A titre d’exemple, donnant un cours de stratégie dans une grande école de commerce ce jeudi, la veille donc des attentats de Paris du 13 novembre, l’une des étudiantes, déjà engagée dans la vie professionnelle, me demandait pourquoi les citoyens n’apprenaient pas à se défendre. Le débat s’est bien sûr porté sur l’utilité d’un service militaire. Cela m’a permis d’évoquer le doute sur le soutien des parents ayant des enfants en âge de servir la Nation sous les armes. Justement, ces 35-50 ans ne semblent pas vraiment avoir envie de voir leurs enfants être impliqués dans une opération du type « Sentinelle ».
D’autres étudiants, eux aussi déjà dans la vie professionnelle, mais franco-étrangers, regrettaient que les Français soient si gentils incitant ainsi à la violence contre eux. Les événements survenus le lendemain prennent dans ce contexte un tout autre éclairage.
Comment la France et la Nation peuvent-elles faire face ? 10 actions possibles
Il est temps d’entrer en guerre. L’état final recherché est de rendre le salafisme – et ceux qui rejoindraient ses objectifs – incapable de disséminer sa doctrine religieuse obscurantiste et de s’insinuer dans notre société.

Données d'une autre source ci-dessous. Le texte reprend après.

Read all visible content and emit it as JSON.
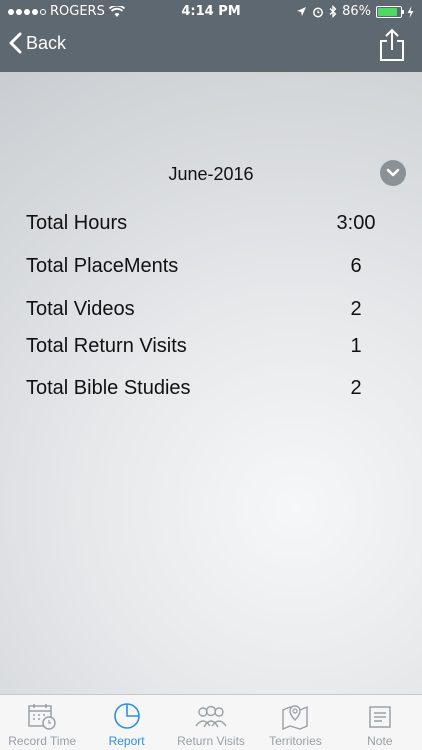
{
  "status_bar": {
    "carrier": "ROGERS",
    "time": "4:14 PM",
    "battery_percent": "86%",
    "battery_level": 0.86,
    "icons": [
      "signal-dots-icon",
      "wifi-icon",
      "location-icon",
      "alarm-icon",
      "bluetooth-icon",
      "battery-icon",
      "charging-icon"
    ]
  },
  "nav": {
    "back_label": "Back",
    "share_icon": "share-icon"
  },
  "report": {
    "month": "June-2016",
    "rows": [
      {
        "label": "Total Hours",
        "value": "3:00"
      },
      {
        "label": "Total PlaceMents",
        "value": "6"
      },
      {
        "label": "Total Videos",
        "value": "2"
      },
      {
        "label": "Total Return Visits",
        "value": "1"
      },
      {
        "label": "Total Bible Studies",
        "value": "2"
      }
    ]
  },
  "tabs": [
    {
      "label": "Record Time",
      "icon": "calendar-icon",
      "active": false
    },
    {
      "label": "Report",
      "icon": "pie-chart-icon",
      "active": true
    },
    {
      "label": "Return Visits",
      "icon": "people-icon",
      "active": false
    },
    {
      "label": "Territories",
      "icon": "map-icon",
      "active": false
    },
    {
      "label": "Note",
      "icon": "note-icon",
      "active": false
    }
  ],
  "colors": {
    "nav_bar": "#5e6870",
    "active_tab": "#2f8fe0",
    "inactive_tab": "#9aa0a6",
    "battery_fill": "#4cd964"
  }
}
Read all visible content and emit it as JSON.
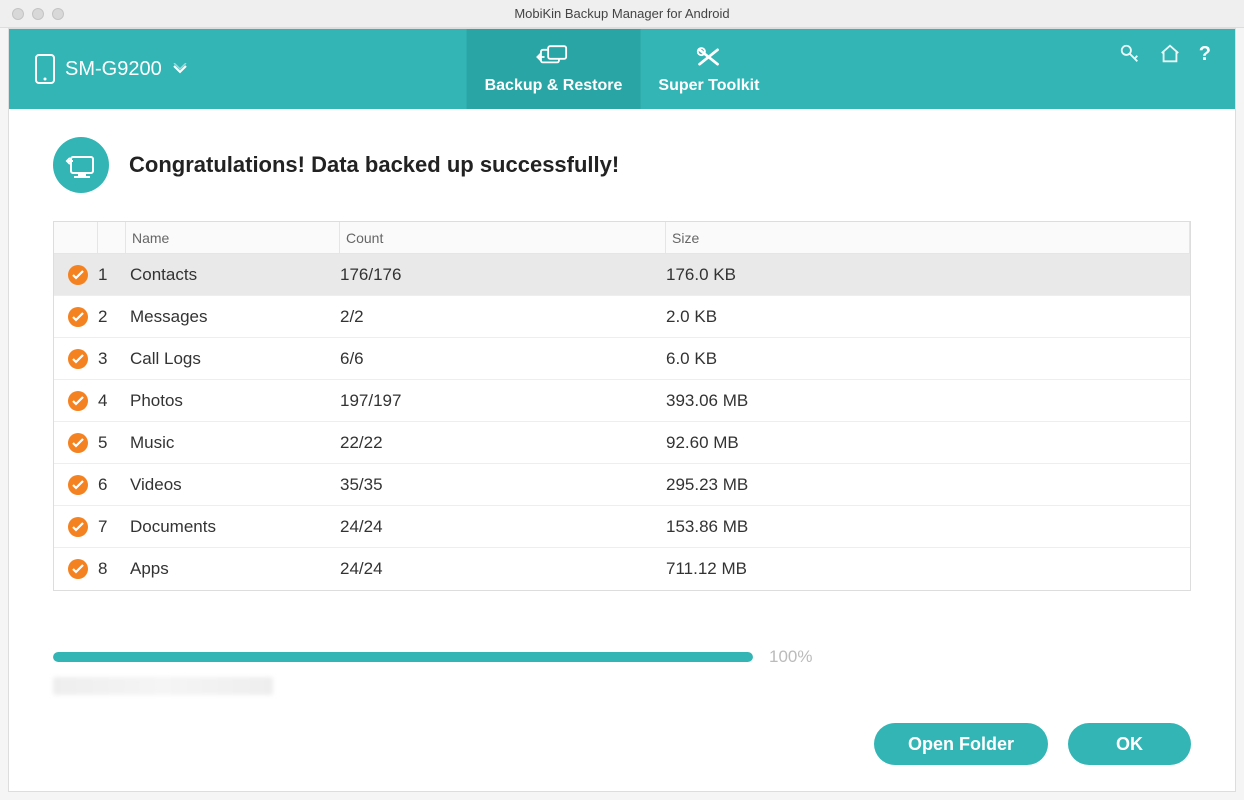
{
  "titlebar": {
    "title": "MobiKin Backup Manager for Android"
  },
  "header": {
    "device_label": "SM-G9200",
    "tabs": [
      {
        "label": "Backup & Restore",
        "active": true
      },
      {
        "label": "Super Toolkit",
        "active": false
      }
    ],
    "help_label": "?"
  },
  "success": {
    "message": "Congratulations! Data backed up successfully!"
  },
  "table": {
    "columns": {
      "name": "Name",
      "count": "Count",
      "size": "Size"
    },
    "rows": [
      {
        "idx": "1",
        "name": "Contacts",
        "count": "176/176",
        "size": "176.0 KB",
        "selected": true
      },
      {
        "idx": "2",
        "name": "Messages",
        "count": "2/2",
        "size": "2.0 KB",
        "selected": false
      },
      {
        "idx": "3",
        "name": "Call Logs",
        "count": "6/6",
        "size": "6.0 KB",
        "selected": false
      },
      {
        "idx": "4",
        "name": "Photos",
        "count": "197/197",
        "size": "393.06 MB",
        "selected": false
      },
      {
        "idx": "5",
        "name": "Music",
        "count": "22/22",
        "size": "92.60 MB",
        "selected": false
      },
      {
        "idx": "6",
        "name": "Videos",
        "count": "35/35",
        "size": "295.23 MB",
        "selected": false
      },
      {
        "idx": "7",
        "name": "Documents",
        "count": "24/24",
        "size": "153.86 MB",
        "selected": false
      },
      {
        "idx": "8",
        "name": "Apps",
        "count": "24/24",
        "size": "711.12 MB",
        "selected": false
      }
    ]
  },
  "progress": {
    "percent": 100,
    "label": "100%"
  },
  "footer": {
    "open_folder": "Open Folder",
    "ok": "OK"
  },
  "colors": {
    "accent": "#33b5b5",
    "check": "#f58220"
  }
}
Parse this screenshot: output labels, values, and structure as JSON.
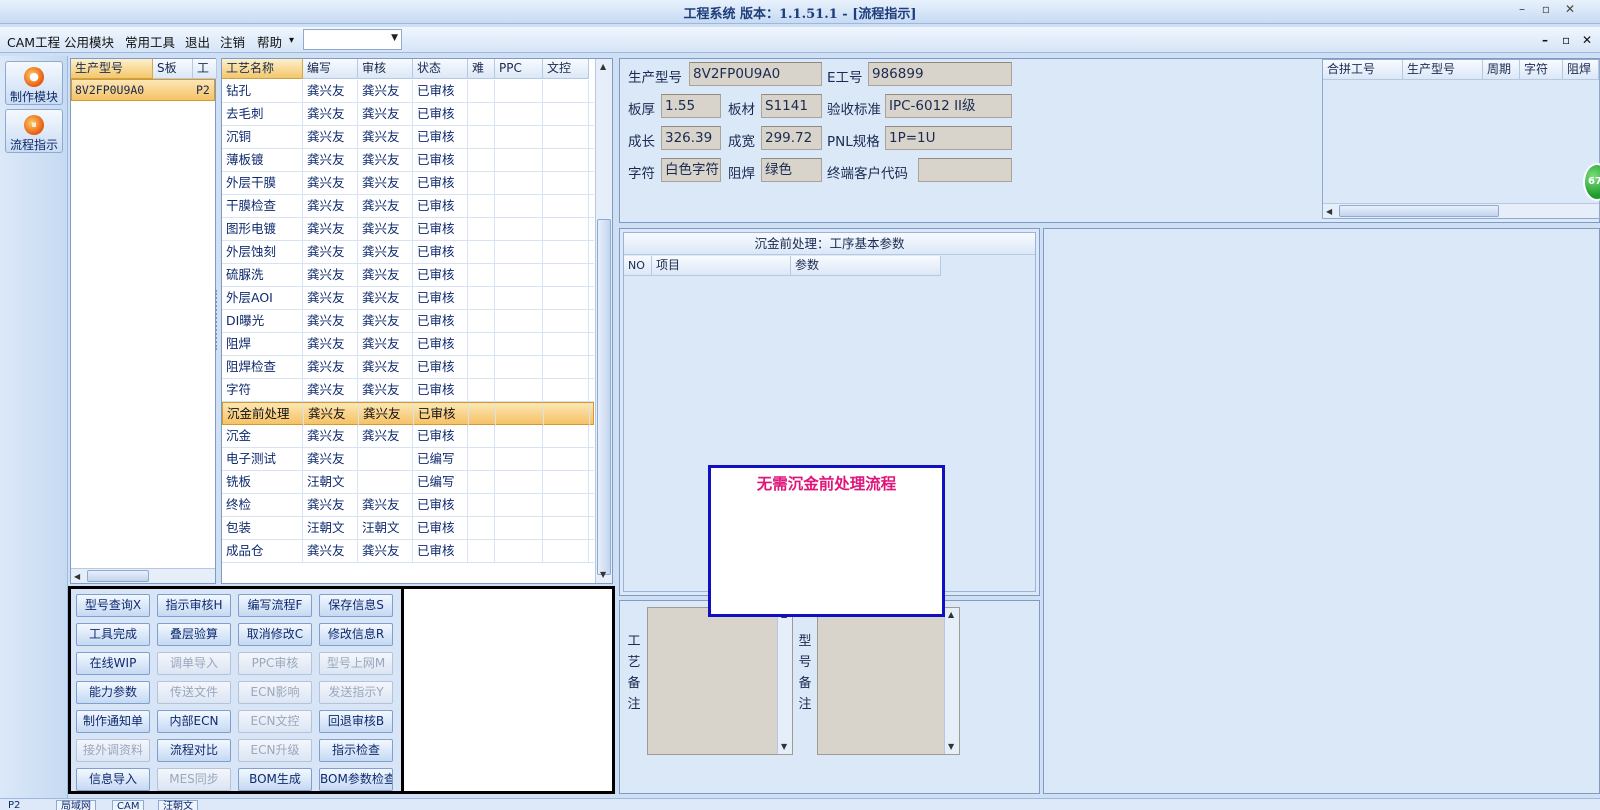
{
  "window": {
    "title": "工程系统  版本：1.1.51.1 - [流程指示]",
    "controls": [
      "–",
      "▫",
      "✕"
    ]
  },
  "menu": {
    "items": [
      "CAM工程",
      "公用模块",
      "常用工具",
      "退出",
      "注销",
      "帮助"
    ],
    "dropdown_marker": "▾",
    "combo_value": "",
    "mdi_controls": [
      "–",
      "▫",
      "✕"
    ]
  },
  "nav": {
    "items": [
      {
        "label": "制作模块",
        "icon": "flame-icon"
      },
      {
        "label": "流程指示",
        "icon": "flow-icon"
      }
    ]
  },
  "model_list": {
    "columns": [
      "生产型号",
      "S板",
      "工"
    ],
    "rows": [
      [
        "8V2FP0U9A0",
        "P2"
      ]
    ]
  },
  "process_table": {
    "columns": [
      "工艺名称",
      "编写",
      "审核",
      "状态",
      "难",
      "PPC",
      "文控"
    ],
    "selected_index": 14,
    "rows": [
      [
        "钻孔",
        "龚兴友",
        "龚兴友",
        "已审核"
      ],
      [
        "去毛刺",
        "龚兴友",
        "龚兴友",
        "已审核"
      ],
      [
        "沉铜",
        "龚兴友",
        "龚兴友",
        "已审核"
      ],
      [
        "薄板镀",
        "龚兴友",
        "龚兴友",
        "已审核"
      ],
      [
        "外层干膜",
        "龚兴友",
        "龚兴友",
        "已审核"
      ],
      [
        "干膜检查",
        "龚兴友",
        "龚兴友",
        "已审核"
      ],
      [
        "图形电镀",
        "龚兴友",
        "龚兴友",
        "已审核"
      ],
      [
        "外层蚀刻",
        "龚兴友",
        "龚兴友",
        "已审核"
      ],
      [
        "硫脲洗",
        "龚兴友",
        "龚兴友",
        "已审核"
      ],
      [
        "外层AOI",
        "龚兴友",
        "龚兴友",
        "已审核"
      ],
      [
        "DI曝光",
        "龚兴友",
        "龚兴友",
        "已审核"
      ],
      [
        "阻焊",
        "龚兴友",
        "龚兴友",
        "已审核"
      ],
      [
        "阻焊检查",
        "龚兴友",
        "龚兴友",
        "已审核"
      ],
      [
        "字符",
        "龚兴友",
        "龚兴友",
        "已审核"
      ],
      [
        "沉金前处理",
        "龚兴友",
        "龚兴友",
        "已审核"
      ],
      [
        "沉金",
        "龚兴友",
        "龚兴友",
        "已审核"
      ],
      [
        "电子测试",
        "龚兴友",
        "",
        "已编写"
      ],
      [
        "铣板",
        "汪朝文",
        "",
        "已编写"
      ],
      [
        "终检",
        "龚兴友",
        "龚兴友",
        "已审核"
      ],
      [
        "包装",
        "汪朝文",
        "汪朝文",
        "已审核"
      ],
      [
        "成品仓",
        "龚兴友",
        "龚兴友",
        "已审核"
      ]
    ]
  },
  "buttons": [
    [
      {
        "label": "型号查询X",
        "enabled": true
      },
      {
        "label": "指示审核H",
        "enabled": true
      },
      {
        "label": "编写流程F",
        "enabled": true
      },
      {
        "label": "保存信息S",
        "enabled": true
      }
    ],
    [
      {
        "label": "工具完成",
        "enabled": true
      },
      {
        "label": "叠层验算",
        "enabled": true
      },
      {
        "label": "取消修改C",
        "enabled": true
      },
      {
        "label": "修改信息R",
        "enabled": true
      }
    ],
    [
      {
        "label": "在线WIP",
        "enabled": true
      },
      {
        "label": "调单导入",
        "enabled": false
      },
      {
        "label": "PPC审核",
        "enabled": false
      },
      {
        "label": "型号上网M",
        "enabled": false
      }
    ],
    [
      {
        "label": "能力参数",
        "enabled": true
      },
      {
        "label": "传送文件",
        "enabled": false
      },
      {
        "label": "ECN影响",
        "enabled": false
      },
      {
        "label": "发送指示Y",
        "enabled": false
      }
    ],
    [
      {
        "label": "制作通知单",
        "enabled": true
      },
      {
        "label": "内部ECN",
        "enabled": true
      },
      {
        "label": "ECN文控",
        "enabled": false
      },
      {
        "label": "回退审核B",
        "enabled": true
      }
    ],
    [
      {
        "label": "接外调资料",
        "enabled": false
      },
      {
        "label": "流程对比",
        "enabled": true
      },
      {
        "label": "ECN升级",
        "enabled": false
      },
      {
        "label": "指示检查",
        "enabled": true
      }
    ],
    [
      {
        "label": "信息导入",
        "enabled": true
      },
      {
        "label": "MES同步",
        "enabled": false
      },
      {
        "label": "BOM生成",
        "enabled": true
      },
      {
        "label": "BOM参数检查",
        "enabled": true
      }
    ]
  ],
  "info": {
    "model_label": "生产型号",
    "model_value": "8V2FP0U9A0",
    "e_label": "E工号",
    "e_value": "986899",
    "thickness_label": "板厚",
    "thickness_value": "1.55",
    "material_label": "板材",
    "material_value": "S1141",
    "standard_label": "验收标准",
    "standard_value": "IPC-6012 II级",
    "length_label": "成长",
    "length_value": "326.39",
    "width_label": "成宽",
    "width_value": "299.72",
    "pnl_label": "PNL规格",
    "pnl_value": "1P=1U",
    "char_label": "字符",
    "char_value": "白色字符",
    "mask_label": "阻焊",
    "mask_value": "绿色",
    "customer_label": "终端客户代码",
    "customer_value": ""
  },
  "combine_table": {
    "columns": [
      "合拼工号",
      "生产型号",
      "周期",
      "字符",
      "阻焊"
    ]
  },
  "badge": "67",
  "params": {
    "title": "沉金前处理：工序基本参数",
    "columns": [
      "NO",
      "项目",
      "参数"
    ]
  },
  "popup": {
    "message": "无需沉金前处理流程"
  },
  "remarks": {
    "process_label": [
      "工",
      "艺",
      "备",
      "注"
    ],
    "model_label": [
      "型",
      "号",
      "备",
      "注"
    ]
  },
  "status_tabs": [
    "P2",
    "局域网",
    "CAM",
    "汪朝文"
  ],
  "colors": {
    "popup_text": "#e0157a",
    "popup_border": "#1010c0",
    "selected_row": "#f5c266",
    "header_gold": "#f3c76a"
  }
}
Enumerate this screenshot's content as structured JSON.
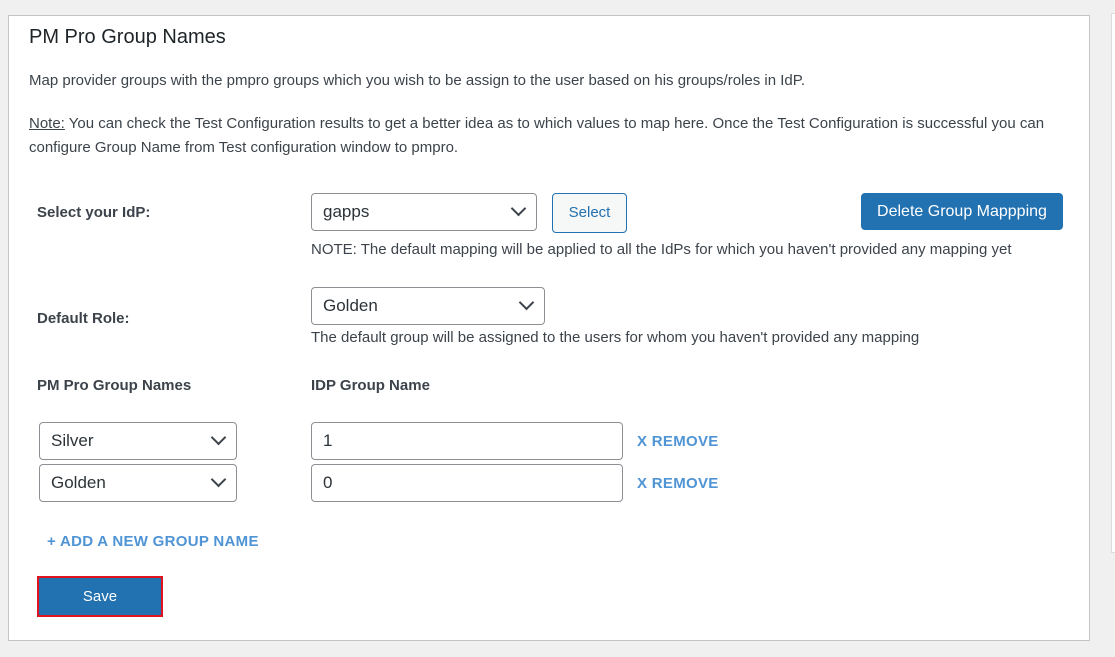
{
  "section": {
    "title": "PM Pro Group Names",
    "description": "Map provider groups with the pmpro groups which you wish to be assign to the user based on his groups/roles in IdP.",
    "note_label": "Note:",
    "note_text": " You can check the Test Configuration results to get a better idea as to which values to map here. Once the Test Configuration is successful you can configure Group Name from Test configuration window to pmpro."
  },
  "idp": {
    "label": "Select your IdP:",
    "selected": "gapps",
    "select_button": "Select",
    "delete_button": "Delete Group Mappping",
    "help": "NOTE: The default mapping will be applied to all the IdPs for which you haven't provided any mapping yet"
  },
  "default_role": {
    "label": "Default Role:",
    "selected": "Golden",
    "help": "The default group will be assigned to the users for whom you haven't provided any mapping"
  },
  "mapping": {
    "col_pmpro": "PM Pro Group Names",
    "col_idp": "IDP Group Name",
    "rows": [
      {
        "group": "Silver",
        "idp_value": "1",
        "remove_label": "X REMOVE"
      },
      {
        "group": "Golden",
        "idp_value": "0",
        "remove_label": "X REMOVE"
      }
    ],
    "add_label": "+ ADD A NEW GROUP NAME"
  },
  "save_label": "Save"
}
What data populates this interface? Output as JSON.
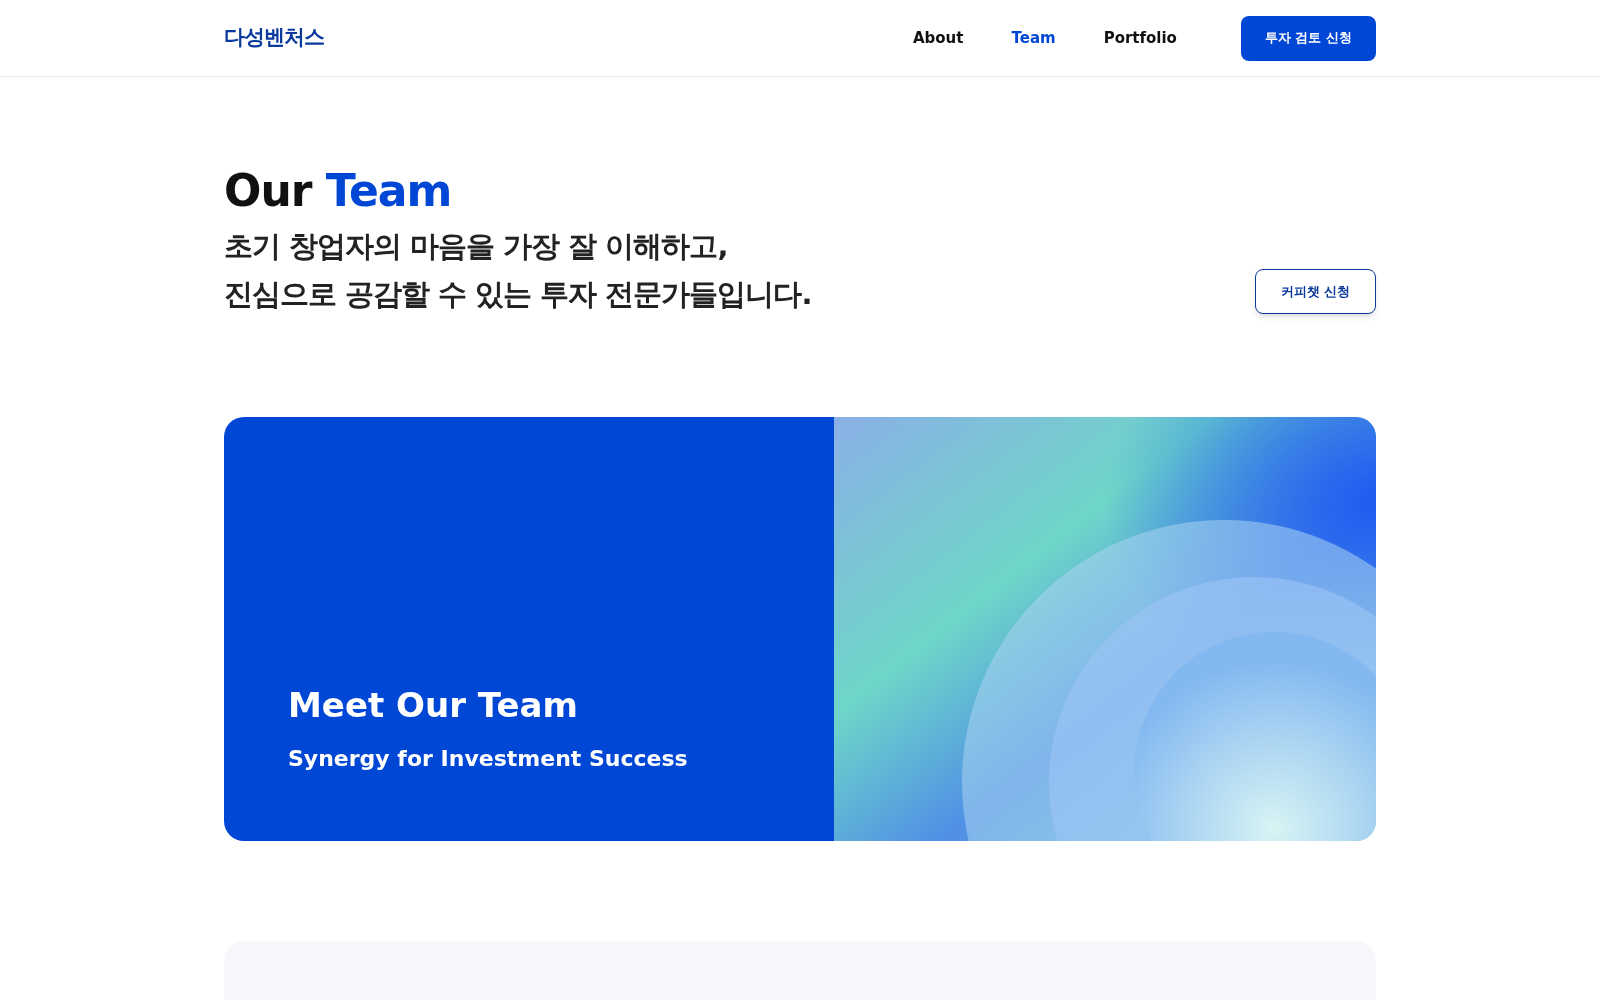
{
  "header": {
    "logo": "다성벤처스",
    "nav": [
      {
        "label": "About",
        "selected": false
      },
      {
        "label": "Team",
        "selected": true
      },
      {
        "label": "Portfolio",
        "selected": false
      }
    ],
    "cta": "투자 검토 신청"
  },
  "intro": {
    "title_prefix": "Our",
    "title_highlight": "Team",
    "subtitle_lines": [
      "초기 창업자의 마음을 가장 잘 이해하고,",
      "진심으로 공감할 수 있는 투자 전문가들입니다."
    ],
    "button": "커피챗 신청"
  },
  "banner": {
    "title": "Meet Our Team",
    "subtitle": "Synergy for Investment Success"
  }
}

Combattre le salafisme en tant que tel, signifie lui interdire tout droit, toute représentation publique. Cela signifie aussi engager la rhétorique nécessaire pour circonscrire sa capacité de nuisance et d’influence. Cela signifie une limitation dans notre société d’un certain nombre de libertés pour notre survie. Cela signifie enfin une longue guerre aussi bien à l’extérieur de notre territoire qu’à l’intérieur, certes avec des moyens différenciés.
10 actions concrètes déjà peuvent donc être proposées :
- Se donner les moyens pour faire face. Il est impératif que les dépenses consacrées à la défense nationale ne soient pas incluses par Bruxelles dans le calcul du déficit public. L’Europe est déjà mal en point économiquement, politiquement par les migrants. Si l’insécurité s’installe en France au niveau actuel, l’Union européenne sera définitivement morte car il faudra choisir entre la sécurité des Français et une Europe peu crédible à moins de faire intervenir les battle group européens, symbole jusqu’à présent de l’impuissance militaire de l’Union européenne.
- S’appuyer au niveau stratégique sur les musulmans qui refusent le salafisme. Ainsi l’alliance avec les chiites en lutte contre le radicalisme sunnite devient une nécessité.
- Coopérer avec les composantes de l’islam qui ne soutiennent pas l’islam radical, qu’il soit salafiste ou de la mouvance d’Al Qaida. Le Maroc à ce titre peut être un allié privilégié comme certains Etats du Golfe.
- Agir au moins par raison avec toutes les forces luttant contre l’islamisme radical. Le l’occurrence, la coopération franco-russe ne peut plus être écartée.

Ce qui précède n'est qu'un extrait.